Energy lab drawing (Aston Univ.)

Artist's drawing of proposed bioenergy lab (Aston Univ.)

Aston University in Birmingham, U.K. plans to build new £16.5 million ($26.7 million) engineering laboratories to develop and demonstrate renewable low carbon technologies including a biomass fueled power plant. The facility (artist’s drawing pictured right)  is scheduled to open on the Aston campus in October 2012.

The labs include photo-bioreactors harnessing algae, and a 0.4MW small-scale industrial power plant fueled by biomass. The plant is expected to generate heat and power from biomass using algae, sewage sludge, wood, and agricultural waste as feedstocks.

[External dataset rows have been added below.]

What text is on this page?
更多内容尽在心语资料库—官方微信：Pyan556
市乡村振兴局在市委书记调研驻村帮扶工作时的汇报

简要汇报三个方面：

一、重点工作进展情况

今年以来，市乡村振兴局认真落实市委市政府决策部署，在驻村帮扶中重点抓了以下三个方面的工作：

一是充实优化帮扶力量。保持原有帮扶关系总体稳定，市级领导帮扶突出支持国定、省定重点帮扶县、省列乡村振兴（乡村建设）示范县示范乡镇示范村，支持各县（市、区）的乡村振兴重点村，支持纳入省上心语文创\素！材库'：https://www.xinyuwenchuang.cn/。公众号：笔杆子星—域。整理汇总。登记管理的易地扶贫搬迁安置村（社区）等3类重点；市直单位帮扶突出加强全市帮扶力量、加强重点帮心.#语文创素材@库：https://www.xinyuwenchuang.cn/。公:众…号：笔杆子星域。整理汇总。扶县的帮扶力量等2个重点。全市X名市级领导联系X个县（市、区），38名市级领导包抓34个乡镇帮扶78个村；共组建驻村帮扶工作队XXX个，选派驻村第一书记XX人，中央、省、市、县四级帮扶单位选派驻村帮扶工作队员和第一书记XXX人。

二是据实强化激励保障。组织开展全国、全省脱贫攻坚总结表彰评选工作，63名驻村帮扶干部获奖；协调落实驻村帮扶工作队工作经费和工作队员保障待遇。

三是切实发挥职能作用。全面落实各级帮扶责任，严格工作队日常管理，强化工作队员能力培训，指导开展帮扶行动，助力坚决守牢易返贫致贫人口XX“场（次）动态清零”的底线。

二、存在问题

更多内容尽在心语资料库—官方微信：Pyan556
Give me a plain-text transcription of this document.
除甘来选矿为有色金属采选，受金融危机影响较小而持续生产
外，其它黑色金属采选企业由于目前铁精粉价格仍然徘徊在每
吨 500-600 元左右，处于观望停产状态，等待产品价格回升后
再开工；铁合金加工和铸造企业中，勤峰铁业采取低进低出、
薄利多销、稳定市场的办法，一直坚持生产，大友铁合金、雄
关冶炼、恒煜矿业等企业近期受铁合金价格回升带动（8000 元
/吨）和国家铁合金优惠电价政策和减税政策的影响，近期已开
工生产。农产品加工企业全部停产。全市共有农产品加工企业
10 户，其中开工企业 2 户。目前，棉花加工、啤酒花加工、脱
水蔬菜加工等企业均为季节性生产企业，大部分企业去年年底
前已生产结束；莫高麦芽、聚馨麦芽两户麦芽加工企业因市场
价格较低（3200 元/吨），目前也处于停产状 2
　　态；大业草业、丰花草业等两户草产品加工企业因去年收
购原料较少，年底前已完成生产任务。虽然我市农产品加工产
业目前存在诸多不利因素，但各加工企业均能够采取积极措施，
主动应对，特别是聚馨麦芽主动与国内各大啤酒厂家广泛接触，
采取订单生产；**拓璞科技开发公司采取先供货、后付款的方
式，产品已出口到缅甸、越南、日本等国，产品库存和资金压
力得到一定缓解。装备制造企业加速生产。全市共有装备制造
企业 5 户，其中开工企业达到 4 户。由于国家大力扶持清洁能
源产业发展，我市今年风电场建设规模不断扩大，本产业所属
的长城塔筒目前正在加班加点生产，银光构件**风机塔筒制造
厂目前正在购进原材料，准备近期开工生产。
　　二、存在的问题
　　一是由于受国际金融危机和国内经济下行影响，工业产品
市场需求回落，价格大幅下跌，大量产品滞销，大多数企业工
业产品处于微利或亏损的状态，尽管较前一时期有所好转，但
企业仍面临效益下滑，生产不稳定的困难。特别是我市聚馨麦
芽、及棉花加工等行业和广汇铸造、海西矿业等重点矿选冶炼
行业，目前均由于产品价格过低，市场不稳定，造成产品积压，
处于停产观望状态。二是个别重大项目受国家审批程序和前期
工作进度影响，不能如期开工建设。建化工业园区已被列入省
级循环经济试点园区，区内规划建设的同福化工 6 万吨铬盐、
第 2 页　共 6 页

The facility will also generate biomass by-products including hydrogen power for low carbon vehicles or fuel cells and biochar for use as an agricultural fertiliser and a source for decentralised hydrogen production. Biochar is a fine-grained, highly porous form of charcoal that helps soils retain nutrients and water.

A long-term research goal is to create a series of small-scale industrial power plants around Birmingham. These power plants could divert biodegradable waste away from landfills and incineration, and feed energy back into the U.K.’s national power grid. The city of Birmingham itself aims to reduce its carbon emissions by 60% by 2026.

Funding for the labs is provided by the European Regional Development Fund, Advantage West Midlands — a regional economic development organization, and Aston University.  The European Bioenergy Research Institute, located at Aston, will run the facility.